Де Мора все время поглаживал длинными белыми пальцами усы — это был его излюбленный жест, — продолжал беседовать с Монпавоном о клубе, об артистическом фойе театра Варьете, расспрашивал, какие новости в Палате, как обстоит дело с избранием Набоба, — все это холодно, без малейшей рисовки. Затем, вероятно, устав или опасаясь, как бы его взгляд, беспрестанно возвращающийся к висящей напротив портьере, из-за которой должно сейчас появиться решение его судьбы, не выдал волнения, таившегося в глубине его души, он откинул голову, закрыл глаза и открыл их лишь тогда, когда вернулись врачи. Все те же лица, холодные и зловещие, лица судей, с чьих уст готово слететь роковое слово, решающее участь человека, смертный приговор, — в суде его оглашают безбоязненно, а врачи, чью науку он зачеркивает, избегают его произносить и лишь намекают на него.

— Ну что ж, господа, каково мнение науки? — спросил больной.

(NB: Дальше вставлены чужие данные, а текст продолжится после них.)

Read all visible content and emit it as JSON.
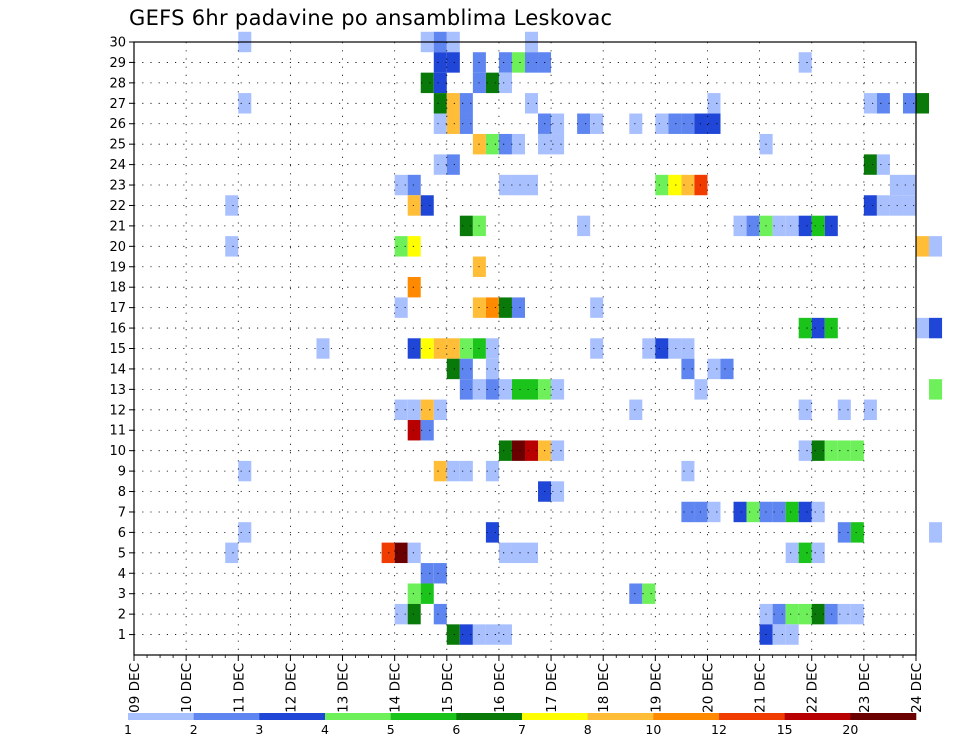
{
  "chart_data": {
    "type": "heatmap",
    "title": "GEFS 6hr padavine po ansamblima Leskovac",
    "x_tick_labels": [
      "09 DEC",
      "10 DEC",
      "11 DEC",
      "12 DEC",
      "13 DEC",
      "14 DEC",
      "15 DEC",
      "16 DEC",
      "17 DEC",
      "18 DEC",
      "19 DEC",
      "20 DEC",
      "21 DEC",
      "22 DEC",
      "23 DEC",
      "24 DEC"
    ],
    "y_tick_labels": [
      "1",
      "2",
      "3",
      "4",
      "5",
      "6",
      "7",
      "8",
      "9",
      "10",
      "11",
      "12",
      "13",
      "14",
      "15",
      "16",
      "17",
      "18",
      "19",
      "20",
      "21",
      "22",
      "23",
      "24",
      "25",
      "26",
      "27",
      "28",
      "29",
      "30"
    ],
    "x_range_days": [
      9,
      24
    ],
    "y_range_members": [
      0,
      30
    ],
    "step_hours": 6,
    "grid": "dotted",
    "colorbar": {
      "levels": [
        "1",
        "2",
        "3",
        "4",
        "5",
        "6",
        "7",
        "8",
        "10",
        "12",
        "15",
        "20"
      ],
      "colors": [
        "#a9c0ff",
        "#5f86f0",
        "#1f46d6",
        "#6ef05a",
        "#1bc41b",
        "#097a09",
        "#ffff00",
        "#ffbd38",
        "#ff8a00",
        "#f03c00",
        "#b80000",
        "#6a0000"
      ]
    },
    "cells_note": "each cell: [member, day_of_month, hour, level_index 0-11]",
    "cells": [
      [
        30,
        11,
        0,
        0
      ],
      [
        30,
        14,
        12,
        0
      ],
      [
        30,
        14,
        18,
        1
      ],
      [
        30,
        15,
        0,
        0
      ],
      [
        30,
        16,
        12,
        0
      ],
      [
        29,
        14,
        18,
        2
      ],
      [
        29,
        15,
        0,
        2
      ],
      [
        29,
        15,
        12,
        1
      ],
      [
        29,
        16,
        0,
        1
      ],
      [
        29,
        16,
        6,
        3
      ],
      [
        29,
        16,
        12,
        1
      ],
      [
        29,
        16,
        18,
        1
      ],
      [
        29,
        21,
        18,
        0
      ],
      [
        28,
        14,
        12,
        5
      ],
      [
        28,
        14,
        18,
        2
      ],
      [
        28,
        15,
        12,
        1
      ],
      [
        28,
        15,
        18,
        5
      ],
      [
        28,
        16,
        0,
        0
      ],
      [
        27,
        11,
        0,
        0
      ],
      [
        27,
        14,
        18,
        5
      ],
      [
        27,
        15,
        0,
        7
      ],
      [
        27,
        15,
        6,
        1
      ],
      [
        27,
        16,
        12,
        0
      ],
      [
        27,
        20,
        0,
        0
      ],
      [
        27,
        23,
        0,
        0
      ],
      [
        27,
        23,
        6,
        1
      ],
      [
        27,
        23,
        18,
        1
      ],
      [
        27,
        24,
        0,
        5
      ],
      [
        26,
        14,
        18,
        0
      ],
      [
        26,
        15,
        0,
        7
      ],
      [
        26,
        15,
        6,
        1
      ],
      [
        26,
        16,
        18,
        1
      ],
      [
        26,
        17,
        0,
        0
      ],
      [
        26,
        17,
        12,
        1
      ],
      [
        26,
        17,
        18,
        0
      ],
      [
        26,
        18,
        12,
        0
      ],
      [
        26,
        19,
        0,
        0
      ],
      [
        26,
        19,
        6,
        1
      ],
      [
        26,
        19,
        12,
        1
      ],
      [
        26,
        19,
        18,
        2
      ],
      [
        26,
        20,
        0,
        2
      ],
      [
        25,
        15,
        12,
        7
      ],
      [
        25,
        15,
        18,
        3
      ],
      [
        25,
        16,
        0,
        1
      ],
      [
        25,
        16,
        6,
        0
      ],
      [
        25,
        16,
        18,
        0
      ],
      [
        25,
        17,
        0,
        0
      ],
      [
        25,
        21,
        0,
        0
      ],
      [
        24,
        14,
        18,
        0
      ],
      [
        24,
        15,
        0,
        1
      ],
      [
        24,
        23,
        0,
        5
      ],
      [
        24,
        23,
        6,
        0
      ],
      [
        23,
        14,
        0,
        0
      ],
      [
        23,
        14,
        6,
        1
      ],
      [
        23,
        16,
        0,
        0
      ],
      [
        23,
        16,
        6,
        0
      ],
      [
        23,
        16,
        12,
        0
      ],
      [
        23,
        19,
        0,
        3
      ],
      [
        23,
        19,
        6,
        6
      ],
      [
        23,
        19,
        12,
        7
      ],
      [
        23,
        19,
        18,
        9
      ],
      [
        23,
        23,
        12,
        0
      ],
      [
        23,
        23,
        18,
        0
      ],
      [
        22,
        10,
        18,
        0
      ],
      [
        22,
        14,
        6,
        7
      ],
      [
        22,
        14,
        12,
        2
      ],
      [
        22,
        23,
        0,
        2
      ],
      [
        22,
        23,
        6,
        0
      ],
      [
        22,
        23,
        12,
        0
      ],
      [
        22,
        23,
        18,
        0
      ],
      [
        21,
        15,
        6,
        5
      ],
      [
        21,
        15,
        12,
        3
      ],
      [
        21,
        17,
        12,
        0
      ],
      [
        21,
        20,
        12,
        0
      ],
      [
        21,
        20,
        18,
        1
      ],
      [
        21,
        21,
        0,
        3
      ],
      [
        21,
        21,
        6,
        0
      ],
      [
        21,
        21,
        12,
        0
      ],
      [
        21,
        21,
        18,
        2
      ],
      [
        21,
        22,
        0,
        4
      ],
      [
        21,
        22,
        6,
        2
      ],
      [
        20,
        10,
        18,
        0
      ],
      [
        20,
        14,
        0,
        3
      ],
      [
        20,
        14,
        6,
        6
      ],
      [
        20,
        24,
        0,
        7
      ],
      [
        20,
        24,
        6,
        0
      ],
      [
        19,
        15,
        12,
        7
      ],
      [
        18,
        14,
        6,
        8
      ],
      [
        17,
        14,
        0,
        0
      ],
      [
        17,
        15,
        12,
        7
      ],
      [
        17,
        15,
        18,
        8
      ],
      [
        17,
        16,
        0,
        5
      ],
      [
        17,
        16,
        6,
        1
      ],
      [
        17,
        17,
        18,
        0
      ],
      [
        16,
        21,
        18,
        4
      ],
      [
        16,
        22,
        0,
        2
      ],
      [
        16,
        22,
        6,
        4
      ],
      [
        16,
        24,
        0,
        0
      ],
      [
        16,
        24,
        6,
        2
      ],
      [
        15,
        12,
        12,
        0
      ],
      [
        15,
        14,
        6,
        2
      ],
      [
        15,
        14,
        12,
        6
      ],
      [
        15,
        14,
        18,
        7
      ],
      [
        15,
        15,
        0,
        7
      ],
      [
        15,
        15,
        6,
        3
      ],
      [
        15,
        15,
        12,
        4
      ],
      [
        15,
        15,
        18,
        0
      ],
      [
        15,
        17,
        18,
        0
      ],
      [
        15,
        18,
        18,
        0
      ],
      [
        15,
        19,
        0,
        2
      ],
      [
        15,
        19,
        6,
        0
      ],
      [
        15,
        19,
        12,
        0
      ],
      [
        14,
        15,
        0,
        5
      ],
      [
        14,
        15,
        6,
        1
      ],
      [
        14,
        15,
        18,
        0
      ],
      [
        14,
        19,
        12,
        1
      ],
      [
        14,
        20,
        0,
        0
      ],
      [
        14,
        20,
        6,
        1
      ],
      [
        13,
        15,
        6,
        1
      ],
      [
        13,
        15,
        12,
        0
      ],
      [
        13,
        15,
        18,
        1
      ],
      [
        13,
        16,
        0,
        0
      ],
      [
        13,
        16,
        6,
        4
      ],
      [
        13,
        16,
        12,
        4
      ],
      [
        13,
        16,
        18,
        3
      ],
      [
        13,
        17,
        0,
        0
      ],
      [
        13,
        19,
        18,
        0
      ],
      [
        13,
        24,
        6,
        3
      ],
      [
        12,
        14,
        0,
        0
      ],
      [
        12,
        14,
        6,
        0
      ],
      [
        12,
        14,
        12,
        7
      ],
      [
        12,
        14,
        18,
        0
      ],
      [
        12,
        18,
        12,
        0
      ],
      [
        12,
        21,
        18,
        0
      ],
      [
        12,
        22,
        12,
        0
      ],
      [
        12,
        23,
        0,
        0
      ],
      [
        11,
        14,
        6,
        10
      ],
      [
        11,
        14,
        12,
        1
      ],
      [
        10,
        16,
        0,
        5
      ],
      [
        10,
        16,
        6,
        11
      ],
      [
        10,
        16,
        12,
        10
      ],
      [
        10,
        16,
        18,
        7
      ],
      [
        10,
        17,
        0,
        0
      ],
      [
        10,
        21,
        18,
        0
      ],
      [
        10,
        22,
        0,
        5
      ],
      [
        10,
        22,
        6,
        3
      ],
      [
        10,
        22,
        12,
        3
      ],
      [
        10,
        22,
        18,
        3
      ],
      [
        9,
        11,
        0,
        0
      ],
      [
        9,
        14,
        18,
        7
      ],
      [
        9,
        15,
        0,
        0
      ],
      [
        9,
        15,
        6,
        0
      ],
      [
        9,
        15,
        18,
        0
      ],
      [
        9,
        19,
        12,
        0
      ],
      [
        8,
        16,
        18,
        2
      ],
      [
        8,
        17,
        0,
        0
      ],
      [
        7,
        19,
        12,
        1
      ],
      [
        7,
        19,
        18,
        1
      ],
      [
        7,
        20,
        0,
        0
      ],
      [
        7,
        20,
        12,
        2
      ],
      [
        7,
        20,
        18,
        3
      ],
      [
        7,
        21,
        0,
        1
      ],
      [
        7,
        21,
        6,
        1
      ],
      [
        7,
        21,
        12,
        4
      ],
      [
        7,
        21,
        18,
        2
      ],
      [
        7,
        22,
        0,
        0
      ],
      [
        6,
        11,
        0,
        0
      ],
      [
        6,
        15,
        18,
        2
      ],
      [
        6,
        22,
        12,
        1
      ],
      [
        6,
        22,
        18,
        4
      ],
      [
        6,
        24,
        6,
        0
      ],
      [
        5,
        10,
        18,
        0
      ],
      [
        5,
        13,
        18,
        9
      ],
      [
        5,
        14,
        0,
        11
      ],
      [
        5,
        14,
        6,
        0
      ],
      [
        5,
        16,
        0,
        0
      ],
      [
        5,
        16,
        6,
        0
      ],
      [
        5,
        16,
        12,
        0
      ],
      [
        5,
        21,
        12,
        0
      ],
      [
        5,
        21,
        18,
        4
      ],
      [
        5,
        22,
        0,
        0
      ],
      [
        4,
        14,
        12,
        1
      ],
      [
        4,
        14,
        18,
        1
      ],
      [
        3,
        14,
        6,
        3
      ],
      [
        3,
        14,
        12,
        4
      ],
      [
        3,
        18,
        12,
        1
      ],
      [
        3,
        18,
        18,
        3
      ],
      [
        2,
        14,
        18,
        1
      ],
      [
        2,
        14,
        0,
        0
      ],
      [
        2,
        14,
        6,
        5
      ],
      [
        2,
        21,
        0,
        0
      ],
      [
        2,
        21,
        6,
        1
      ],
      [
        2,
        21,
        12,
        3
      ],
      [
        2,
        21,
        18,
        3
      ],
      [
        2,
        22,
        0,
        5
      ],
      [
        2,
        22,
        6,
        1
      ],
      [
        2,
        22,
        12,
        0
      ],
      [
        2,
        22,
        18,
        0
      ],
      [
        1,
        15,
        0,
        5
      ],
      [
        1,
        15,
        6,
        2
      ],
      [
        1,
        15,
        12,
        0
      ],
      [
        1,
        15,
        18,
        0
      ],
      [
        1,
        16,
        0,
        0
      ],
      [
        1,
        21,
        0,
        2
      ],
      [
        1,
        21,
        6,
        0
      ],
      [
        1,
        21,
        12,
        0
      ]
    ]
  }
}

В ответ послышались неясно произносимые, фальшивые, подбадривающие фразы, неопределенные советы; затем трое ученых поспешили удалиться, торопясь покинуть больного, чтобы избежать ответственности за трагический исход. Монпавон бросился за ними. Дженкинс остался около постели, сраженный жестокими истинами, которые он услышал во время консилиума. Сколько он ни прижимал руку к сердцу, сколько раз ни повторял свой знаменитый девиз, Бушро не пощадил его. Это был не первый пациент ирландца, который внезапно погибал на глазах ученого-медика, но он надеялся, что смерть де Мора послужит высшему обществу спасительным предостережением и что префект полиции после этого ужасного несчастья отправит «торговца шпанскими мушками» сбывать свои возбуждающие средства по ту сторону пролива.

Герцог понял сразу, что ни Дженкинс, ни Луи не передадут ему подлинного заключения консилиума. Он не настаивал и отнесся терпеливо к их наигранному спокойствию, даже сделал вид, что разделяет его, верит в благополучный исход, который они ему возвестили. Но когда вернулся Монпавон, он подозвал его к себе и, разглядев обман даже сквозь румяна, покрывшие эту развалину, сказал:

— Только, пожалуйста, без притворства… Ты-то мне должен сказать всю правду. Что они говорят? Надежды мало, да?

Ответу Монпавона предшествовало многозначительное молчание, затем он грубо, боясь расчувствоваться, сказал:

— Дело дрянь, мой бедный Огюст…

Герцог выслушал это, не изменившись в лице.

— AI — сказал он просто.

Он машинально дотронулся до усов, но черты его оставались неподвижными. И он немедленно принял решение.